Child tax credit & American Opportunity (Hope) tax credit: Both will revert to old, lower limits and less generous rules; and individuals will no longer be able to deduct student loan interest after the first 60 months of repayment. Lower alternative minimum tax (AMT) exemption amounts (the AMT-related provisions actually expired at the end of 2011) mean that there will be a dramatic increase in the number of individuals subject to AMT when they file their 2012 federal income tax returns in 2013.
New taxes: In 2013, the hospital insurance portion of the payroll tax, commonly referred to as "the Medicare portion," increases by 0.9 percent for individuals with wages over $200,000 ($250,000 for married couples filing a joint federal income tax return, and $125,000 for married individuals filing separately). Also, a new 3.8 percent "Medicare contribution tax" is imposed on the unearned income of high-income individuals. This applies to some or all of the net investment income of individuals with "modified adjusted gross income" exceeding $200,000 ($250,000 for married couples filing jointly and $125,000 for married individuals filing separately).

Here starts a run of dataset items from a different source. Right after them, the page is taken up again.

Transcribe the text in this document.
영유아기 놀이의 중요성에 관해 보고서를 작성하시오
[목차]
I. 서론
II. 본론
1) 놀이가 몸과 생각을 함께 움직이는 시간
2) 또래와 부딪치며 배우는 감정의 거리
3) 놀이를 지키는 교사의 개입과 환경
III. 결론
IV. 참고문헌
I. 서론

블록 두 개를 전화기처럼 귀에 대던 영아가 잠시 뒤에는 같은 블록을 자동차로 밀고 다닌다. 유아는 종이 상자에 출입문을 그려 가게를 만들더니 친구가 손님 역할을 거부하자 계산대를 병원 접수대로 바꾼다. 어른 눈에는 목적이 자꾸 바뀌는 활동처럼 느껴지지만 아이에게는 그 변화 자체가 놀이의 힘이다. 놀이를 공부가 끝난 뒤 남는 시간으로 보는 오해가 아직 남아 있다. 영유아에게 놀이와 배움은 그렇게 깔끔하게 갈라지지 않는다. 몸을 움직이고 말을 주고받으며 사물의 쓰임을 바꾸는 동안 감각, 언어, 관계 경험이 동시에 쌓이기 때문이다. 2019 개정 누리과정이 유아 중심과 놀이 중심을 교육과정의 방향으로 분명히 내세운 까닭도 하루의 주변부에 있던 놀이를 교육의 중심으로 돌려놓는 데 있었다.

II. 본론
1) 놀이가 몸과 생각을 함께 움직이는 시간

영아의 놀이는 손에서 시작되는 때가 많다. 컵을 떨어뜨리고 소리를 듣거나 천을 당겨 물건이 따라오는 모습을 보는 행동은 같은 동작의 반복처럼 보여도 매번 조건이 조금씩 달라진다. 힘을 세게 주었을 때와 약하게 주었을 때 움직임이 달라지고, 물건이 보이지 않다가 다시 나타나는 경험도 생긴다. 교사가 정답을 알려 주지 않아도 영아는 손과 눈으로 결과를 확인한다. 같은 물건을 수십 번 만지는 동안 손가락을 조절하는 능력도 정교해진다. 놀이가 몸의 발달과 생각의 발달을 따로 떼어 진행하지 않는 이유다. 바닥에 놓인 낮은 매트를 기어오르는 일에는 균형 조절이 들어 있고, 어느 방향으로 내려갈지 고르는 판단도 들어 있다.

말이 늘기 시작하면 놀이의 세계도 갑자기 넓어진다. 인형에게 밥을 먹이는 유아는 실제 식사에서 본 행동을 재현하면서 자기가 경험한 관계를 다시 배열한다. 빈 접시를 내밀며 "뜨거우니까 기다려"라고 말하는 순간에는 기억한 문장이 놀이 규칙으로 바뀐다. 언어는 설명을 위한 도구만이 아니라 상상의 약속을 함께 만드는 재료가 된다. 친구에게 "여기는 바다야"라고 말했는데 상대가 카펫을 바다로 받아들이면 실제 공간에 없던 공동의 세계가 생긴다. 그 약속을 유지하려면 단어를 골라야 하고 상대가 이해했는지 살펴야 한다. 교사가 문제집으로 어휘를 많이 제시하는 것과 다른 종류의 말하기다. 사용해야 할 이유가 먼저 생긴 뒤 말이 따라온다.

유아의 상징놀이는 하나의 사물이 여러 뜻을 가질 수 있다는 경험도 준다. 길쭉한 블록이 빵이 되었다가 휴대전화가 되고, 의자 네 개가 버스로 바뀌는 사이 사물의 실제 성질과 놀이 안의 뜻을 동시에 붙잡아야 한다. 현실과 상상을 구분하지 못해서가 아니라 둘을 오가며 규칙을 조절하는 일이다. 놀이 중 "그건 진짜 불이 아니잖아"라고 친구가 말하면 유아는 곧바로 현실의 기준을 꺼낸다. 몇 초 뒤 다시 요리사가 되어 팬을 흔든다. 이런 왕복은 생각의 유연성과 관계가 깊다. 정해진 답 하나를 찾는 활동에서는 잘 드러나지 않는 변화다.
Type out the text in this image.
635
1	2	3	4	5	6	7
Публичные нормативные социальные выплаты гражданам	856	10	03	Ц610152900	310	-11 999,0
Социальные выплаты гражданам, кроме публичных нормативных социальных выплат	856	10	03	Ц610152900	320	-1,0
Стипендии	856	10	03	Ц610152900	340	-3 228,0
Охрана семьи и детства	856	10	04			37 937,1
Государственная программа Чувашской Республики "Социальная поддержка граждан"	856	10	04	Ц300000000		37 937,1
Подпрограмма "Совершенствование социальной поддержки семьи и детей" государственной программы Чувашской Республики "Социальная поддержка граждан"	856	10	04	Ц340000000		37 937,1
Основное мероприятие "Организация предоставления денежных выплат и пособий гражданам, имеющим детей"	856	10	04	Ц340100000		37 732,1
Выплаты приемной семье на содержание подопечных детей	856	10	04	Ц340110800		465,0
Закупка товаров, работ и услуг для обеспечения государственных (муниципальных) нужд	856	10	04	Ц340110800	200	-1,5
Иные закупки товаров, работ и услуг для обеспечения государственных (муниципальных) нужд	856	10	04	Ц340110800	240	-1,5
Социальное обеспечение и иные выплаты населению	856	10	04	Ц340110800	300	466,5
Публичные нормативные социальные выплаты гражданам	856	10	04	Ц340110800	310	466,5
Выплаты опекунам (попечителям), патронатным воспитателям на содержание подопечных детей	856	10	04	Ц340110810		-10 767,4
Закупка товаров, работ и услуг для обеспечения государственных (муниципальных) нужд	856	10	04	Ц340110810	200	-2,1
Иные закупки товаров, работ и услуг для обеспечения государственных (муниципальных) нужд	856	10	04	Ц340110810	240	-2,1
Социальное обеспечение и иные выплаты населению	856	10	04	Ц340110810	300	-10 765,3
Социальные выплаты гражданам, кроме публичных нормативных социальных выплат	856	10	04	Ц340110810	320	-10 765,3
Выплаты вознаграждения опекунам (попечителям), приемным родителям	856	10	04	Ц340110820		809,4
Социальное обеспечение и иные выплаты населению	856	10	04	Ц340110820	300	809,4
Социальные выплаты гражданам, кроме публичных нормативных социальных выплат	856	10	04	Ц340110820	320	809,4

How will the 'fiscal cliff' affect economic growth?
Many fear the combination of tax increases and spending cuts will have severe negative economic consequences come Jan. 1. A report issued by the nonpartisan Congressional Budget Office - "Economic Effects of Reducing the Fiscal Restraint That is Scheduled to Occur in 2013," issued in May 2012 - says, "Taken as a whole, the tax increases and spending reductions will reduce the federal budget deficit by 5.1 percent of `gross domestic product' between calendar years 2012 and 2013."
CBO projects that under these fiscal conditions, the economy would contract during the first half of 2013 and we likely will experience another recession.
Result of 2013 fiscal restraint: CBO estimates the combination of policies under current law will reduce the federal budget deficit by $607 billion, or 4.0 percent of gross domestic product (GDP), between fiscal years 2012 and 2013. The resulting weakening of the economy will lower taxable incomes and raise unemployment, generating a reduction in tax revenues and an increase in spending on such items as unemployment insurance. With that economic feedback incorporated, the deficit will drop by $560 billion between fiscal years 2012 and 2013, CBO projects.
Which calendar: If measured for calendar years 2012 and 2013, the amount of fiscal restraint is even larger. Most of the policy changes that reduce the deficit are scheduled to take effect at the beginning of calendar year 2013, so budget figures for fiscal year 2013, beginning in October 2012, reflect only about three-quarters of the effects of those policies on an annual basis.
CBO's estimates show the tax and spending policies going into effect under current law will reduce the federal budget deficit by 5.1 percent of GDP between calendar years 2012 and 2013 (with the resulting economic feedback included, the reduction will be smaller).
Read the report at tulsaworld.com/CBOfinancialprecipice
"If Washington does not agree on a solution to these tax increases and spending cuts, the economy could tip into recession," said Kraig McFarland, Raymond James. "Right now the economy has been growing at a rate of 1.5 percent. If all the tax increases and spending cuts take effect, we will likely see the GDP contract by about 3.6 percent, meaning the U.S. economy would be in recession."